Casos arquivados pelo Conselho de Ética e Decoro Parlamentar da Câmara dos Depuatdos
* Raul Jungman (PPS-PE) - Acusado de quebra de decoro parlamentar por, juntamente com a jornalista Flávia Pires Torreão, ter liderado um esquema de desvio de verbas públicas para gastos com publicidade entre 1998 e 2002, no valor de R$ 33 milhões. À época, Jungman era ministro do Desenvolvimento Agrário. A informação foi publicada em três jornais e foi trazida ao Congresso.
* Paulo Rocha (PT-PA) - Segundo informação investigada por jornalistas, ele foi acusado de quebra de decoro parlamentar por receber, na qualidade de ex-líder do PT, por intermédio de sua assessora, Srª Anita Leocádia, R$ 920 mil do Valerioduto.
* Valdemar Costa Neto (PR-SP) - Segundo informação divulgada na mídia e na CPMI dos Correios, ele foi acusado de quebra de decoro parlamentar por receber R$ 10.837.500,00 do esquema do Mensalão.
* João Magalhães (PMDB-MG) – Dois jornais publicaram acusação de quebra de decoro parlamentar por ter ganhado R$ 42 mil no esquema das Sanguesugas e por ter participado de um esquema de compra e venda de emendas parlamentares, mediante comissão.
* Olavo Calheiros (PMDB-AL) - Acusado de quebra de decoro parlamentar pela mídia por fraudar licitações para a Construtora Gautama, por meio da Operação Navalha. Também por troca de influências para beneficiar a empresa Schincariol na compra de uma fábrica de refrigerantes em Alagoas, de sua propriedade.

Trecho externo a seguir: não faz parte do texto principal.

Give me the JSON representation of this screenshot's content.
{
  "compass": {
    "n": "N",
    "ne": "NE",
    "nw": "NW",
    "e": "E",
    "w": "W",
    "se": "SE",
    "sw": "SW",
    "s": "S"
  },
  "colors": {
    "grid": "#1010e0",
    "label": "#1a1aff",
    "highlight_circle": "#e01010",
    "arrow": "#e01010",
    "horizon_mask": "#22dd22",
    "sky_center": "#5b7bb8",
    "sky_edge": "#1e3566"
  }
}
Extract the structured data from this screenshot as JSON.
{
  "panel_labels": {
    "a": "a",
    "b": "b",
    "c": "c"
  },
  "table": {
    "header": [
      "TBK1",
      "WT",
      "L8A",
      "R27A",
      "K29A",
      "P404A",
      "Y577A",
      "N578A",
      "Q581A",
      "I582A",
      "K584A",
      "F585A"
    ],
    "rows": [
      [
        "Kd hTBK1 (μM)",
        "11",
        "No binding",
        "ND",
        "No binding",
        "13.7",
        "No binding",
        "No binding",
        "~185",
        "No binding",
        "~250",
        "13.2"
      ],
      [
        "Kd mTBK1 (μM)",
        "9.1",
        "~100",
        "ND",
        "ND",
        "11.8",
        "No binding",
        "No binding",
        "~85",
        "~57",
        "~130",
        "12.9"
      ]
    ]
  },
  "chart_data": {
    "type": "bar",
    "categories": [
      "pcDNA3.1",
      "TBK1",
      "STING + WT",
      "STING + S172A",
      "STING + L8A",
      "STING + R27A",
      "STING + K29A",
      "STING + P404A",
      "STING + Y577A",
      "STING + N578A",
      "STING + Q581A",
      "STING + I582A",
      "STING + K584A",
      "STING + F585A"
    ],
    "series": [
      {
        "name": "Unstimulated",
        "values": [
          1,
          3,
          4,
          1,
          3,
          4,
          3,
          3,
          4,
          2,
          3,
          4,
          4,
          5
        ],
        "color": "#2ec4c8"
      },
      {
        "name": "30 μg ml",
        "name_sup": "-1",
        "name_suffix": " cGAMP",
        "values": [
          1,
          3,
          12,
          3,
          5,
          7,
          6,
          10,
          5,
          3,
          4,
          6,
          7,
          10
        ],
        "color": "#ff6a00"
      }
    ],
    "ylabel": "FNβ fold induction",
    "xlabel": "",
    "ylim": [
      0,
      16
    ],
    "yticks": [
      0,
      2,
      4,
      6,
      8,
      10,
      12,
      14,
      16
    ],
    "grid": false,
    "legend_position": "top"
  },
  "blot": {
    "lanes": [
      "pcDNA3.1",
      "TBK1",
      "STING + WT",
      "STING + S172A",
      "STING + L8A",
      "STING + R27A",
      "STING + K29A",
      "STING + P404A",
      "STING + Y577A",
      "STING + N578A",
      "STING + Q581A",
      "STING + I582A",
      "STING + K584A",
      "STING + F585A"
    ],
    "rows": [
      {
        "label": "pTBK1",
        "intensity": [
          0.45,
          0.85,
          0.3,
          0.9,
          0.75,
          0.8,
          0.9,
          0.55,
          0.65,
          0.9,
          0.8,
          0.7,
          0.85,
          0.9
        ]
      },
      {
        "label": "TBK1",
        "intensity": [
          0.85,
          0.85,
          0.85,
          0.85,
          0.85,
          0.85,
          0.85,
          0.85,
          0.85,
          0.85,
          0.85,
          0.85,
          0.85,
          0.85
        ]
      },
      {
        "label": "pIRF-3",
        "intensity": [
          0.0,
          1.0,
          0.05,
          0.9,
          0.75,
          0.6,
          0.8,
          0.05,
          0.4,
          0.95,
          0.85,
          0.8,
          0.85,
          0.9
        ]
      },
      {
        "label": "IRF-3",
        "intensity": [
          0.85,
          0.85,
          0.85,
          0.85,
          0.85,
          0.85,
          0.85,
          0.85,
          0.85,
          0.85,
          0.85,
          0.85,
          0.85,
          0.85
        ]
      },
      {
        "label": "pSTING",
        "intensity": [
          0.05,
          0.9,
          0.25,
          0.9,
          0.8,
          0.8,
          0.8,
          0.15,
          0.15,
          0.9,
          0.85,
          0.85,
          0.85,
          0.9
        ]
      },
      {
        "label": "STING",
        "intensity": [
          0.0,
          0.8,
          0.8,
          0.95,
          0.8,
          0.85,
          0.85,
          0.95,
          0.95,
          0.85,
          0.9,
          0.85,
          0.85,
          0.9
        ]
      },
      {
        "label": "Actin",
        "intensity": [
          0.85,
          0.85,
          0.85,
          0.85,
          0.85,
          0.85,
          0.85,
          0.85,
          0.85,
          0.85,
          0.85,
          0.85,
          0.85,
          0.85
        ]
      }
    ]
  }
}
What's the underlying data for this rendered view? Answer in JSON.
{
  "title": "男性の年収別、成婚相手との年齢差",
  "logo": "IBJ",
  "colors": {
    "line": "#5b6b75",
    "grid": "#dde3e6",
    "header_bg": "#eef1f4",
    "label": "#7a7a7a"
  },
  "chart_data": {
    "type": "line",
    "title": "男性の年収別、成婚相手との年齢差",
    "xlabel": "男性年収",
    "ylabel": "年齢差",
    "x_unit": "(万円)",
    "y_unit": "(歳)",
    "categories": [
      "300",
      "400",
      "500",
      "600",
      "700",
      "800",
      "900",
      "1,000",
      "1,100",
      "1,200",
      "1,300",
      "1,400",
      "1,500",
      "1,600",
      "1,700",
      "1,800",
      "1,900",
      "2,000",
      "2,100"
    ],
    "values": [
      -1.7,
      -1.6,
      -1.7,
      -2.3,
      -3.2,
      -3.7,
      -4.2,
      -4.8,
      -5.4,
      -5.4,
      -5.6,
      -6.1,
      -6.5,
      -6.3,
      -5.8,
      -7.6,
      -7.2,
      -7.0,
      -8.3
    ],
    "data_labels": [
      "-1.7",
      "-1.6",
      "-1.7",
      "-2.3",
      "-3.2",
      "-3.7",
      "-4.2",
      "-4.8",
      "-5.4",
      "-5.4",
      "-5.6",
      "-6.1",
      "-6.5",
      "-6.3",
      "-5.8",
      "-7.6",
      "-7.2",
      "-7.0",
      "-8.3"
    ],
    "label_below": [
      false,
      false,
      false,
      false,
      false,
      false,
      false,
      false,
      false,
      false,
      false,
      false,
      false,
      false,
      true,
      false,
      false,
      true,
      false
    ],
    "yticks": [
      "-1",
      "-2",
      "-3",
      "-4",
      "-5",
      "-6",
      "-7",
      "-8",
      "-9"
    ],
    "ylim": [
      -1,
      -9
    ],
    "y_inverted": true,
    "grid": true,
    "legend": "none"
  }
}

A Schincariol havia doado verbas para a campanha do deputado. Por fim, foi acusado de ter usado laranjas na grilagem de terras no município de Murici-AL.
* Paulo Magalhães (DEM-BA) - Acusado de quebra de decoro parlamentar por ter fraudado licitações públicas na Operação Navalha. Uma conversa gravada pela polícia federal mostra o deputado combinando com Zuleido Veras uma forma de pressionar os ministros do TCU para beneficiar a empresa Gautama em processos para conseguir licitações e contratos para realização de obras.